We now have a single colony that has bee rearranged. The queen is in the bottom box with plenty of space to lay and the flying bees. The brood is at the top, far from the queen so that they will start to make queen cells. The honey is in the supers in the middle of the hive.
Return in 4 days to destroy queen cells made in the top box (Important!)
There is now a multitude of options:
You could return in another 4 days to destroy any more queen cells made, which would render the top box incapable of raising a queen. This top box then becomes a possible cell raiser for grafted larvae, if queen rearing is your thing. Alternatively, you could leave the queen cells until sealed, then remove them and place in mating nucs. You could leave just one cell and let them raise a new queen. Once she is mated and laying well, you now have a “two queen colony.” Such colonies can grow huge and produce abundant honey. Later, the older queen can be removed, and the hive can be rearranged back to a typical configuration.

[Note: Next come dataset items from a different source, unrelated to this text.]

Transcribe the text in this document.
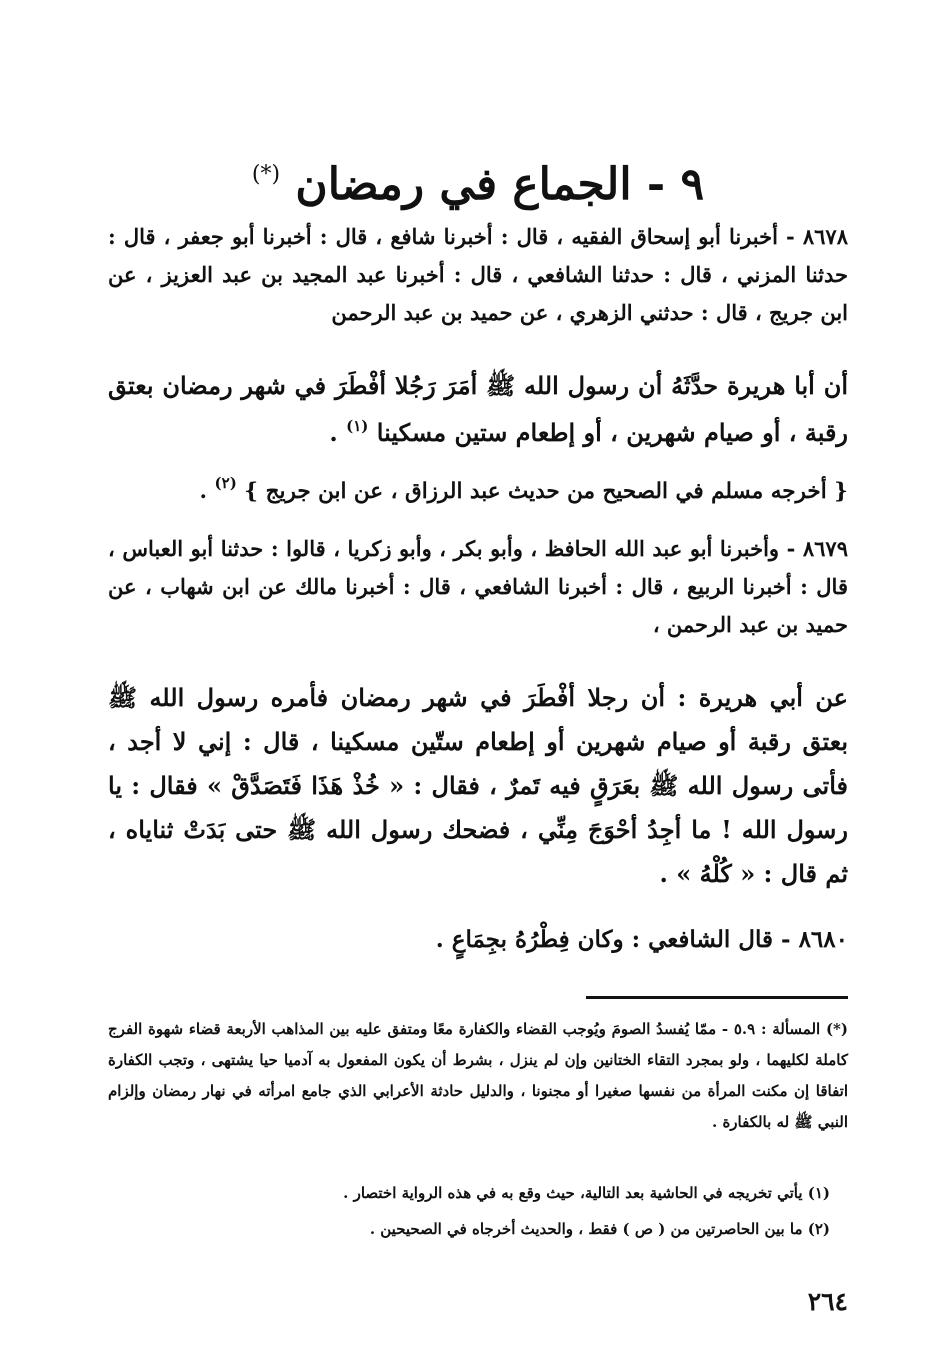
٩ - الجماع في رمضان (*)
٨٦٧٨ - أخبرنا أبو إسحاق الفقيه ، قال : أخبرنا شافع ، قال : أخبرنا أبو جعفر ، قال : حدثنا المزني ، قال : حدثنا الشافعي ، قال : أخبرنا عبد المجيد بن عبد العزيز ، عن ابن جريج ، قال : حدثني الزهري ، عن حميد بن عبد الرحمن
أن أبا هريرة حدَّثَهُ أن رسول الله ﷺ أمَرَ رَجُلا أفْطَرَ في شهر رمضان بعتق رقبة ، أو صيام شهرين ، أو إطعام ستين مسكينا $^{(١)}$ .
{ أخرجه مسلم في الصحيح من حديث عبد الرزاق ، عن ابن جريج } $^{(٢)}$ .
٨٦٧٩ - وأخبرنا أبو عبد الله الحافظ ، وأبو بكر ، وأبو زكريا ، قالوا : حدثنا أبو العباس ، قال : أخبرنا الربيع ، قال : أخبرنا الشافعي ، قال : أخبرنا مالك عن ابن شهاب ، عن حميد بن عبد الرحمن ،
عن أبي هريرة : أن رجلا أفْطَرَ في شهر رمضان فأمره رسول الله ﷺ بعتق رقبة أو صيام شهرين أو إطعام ستّين مسكينا ، قال : إني لا أجد ، فأتى رسول الله ﷺ بعَرَقٍ فيه تَمرٌ ، فقال : « خُذْ هَذَا فَتَصَدَّقْ » فقال : يا رسول الله ! ما أجِدُ أحْوَجَ مِنِّي ، فضحك رسول الله ﷺ حتى بَدَتْ ثناياه ، ثم قال : « كُلْهُ » .
٨٦٨٠ - قال الشافعي : وكان فِطْرُهُ بجِمَاعٍ .
(*) المسألة : ٥.٩ - ممّا يُفسدُ الصومَ ويُوجب القضاء والكفارة معًا ومتفق عليه بين المذاهب الأربعة قضاء شهوة الفرج كاملة لكليهما ، ولو بمجرد التقاء الختانين وإن لم ينزل ، بشرط أن يكون المفعول به آدميا حيا يشتهى ، وتجب الكفارة اتفاقا إن مكنت المرأة من نفسها صغيرا أو مجنونا ، والدليل حادثة الأعرابي الذي جامع امرأته في نهار رمضان وإلزام النبي ﷺ له بالكفارة .
(١) يأتي تخريجه في الحاشية بعد التالية، حيث وقع به في هذه الرواية اختصار .
(٢) ما بين الحاصرتين من ( ص ) فقط ، والحديث أخرجاه في الصحيحين .
٢٦٤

If the top box is queenless, it is wise to rotate frames periodically between the lower and upper brood boxes. As bees emerge from frames in the top box, the empty combs can be moved to the bottom to be laid up again, and frames of sealed brood moved upstairs to replace them. It’s always possible when rotating frames that some eggs or young larvae find their way to the queenless top box, with queen cells being the inevitable result. Therefore regular inspections are needed, and it can be hard work as nectar piles in. Supers will need to be added as required.
Pros and Cons
The pros of the Demaree method are that (a) it usually stops swarming and keeps a large colony together so that it can make a good honey crop and (b) there are options to create new queens for increase or to replace the old queen towards the end of summer. Foundation frames can be drawn out nicely in the top box too. The cons are often sited as “heavy lifting” and taking up too much time in commercial beekeeping operations.
Manley found that the Demaree was not for him. In “Honey Farming” he said:
“I believe it works well as a swarm preventative if the weather continues favourable, which it rarely does in this country…I tried it extensively many years ago and found it a failure in my hands. Should the weather turn cold and unfavourable for honey soon after the demareeing, the bees ignore the comb, or if foundation is used they gnaw it to bits. This plan usually ruined the stocks when I tried it, though occasionally it was very successful.”
Snelgrove was more positive in his “Swarming” book:
“In the hands of a skilful beekeeper, it not only usually prevents swarming but often results in excellent yields of honey. Its principal defects are that it involves much labour in the frequent manipulation of large stocks and the breaking down of queen cells…”
I’m going to give it a try this year and see how I get on.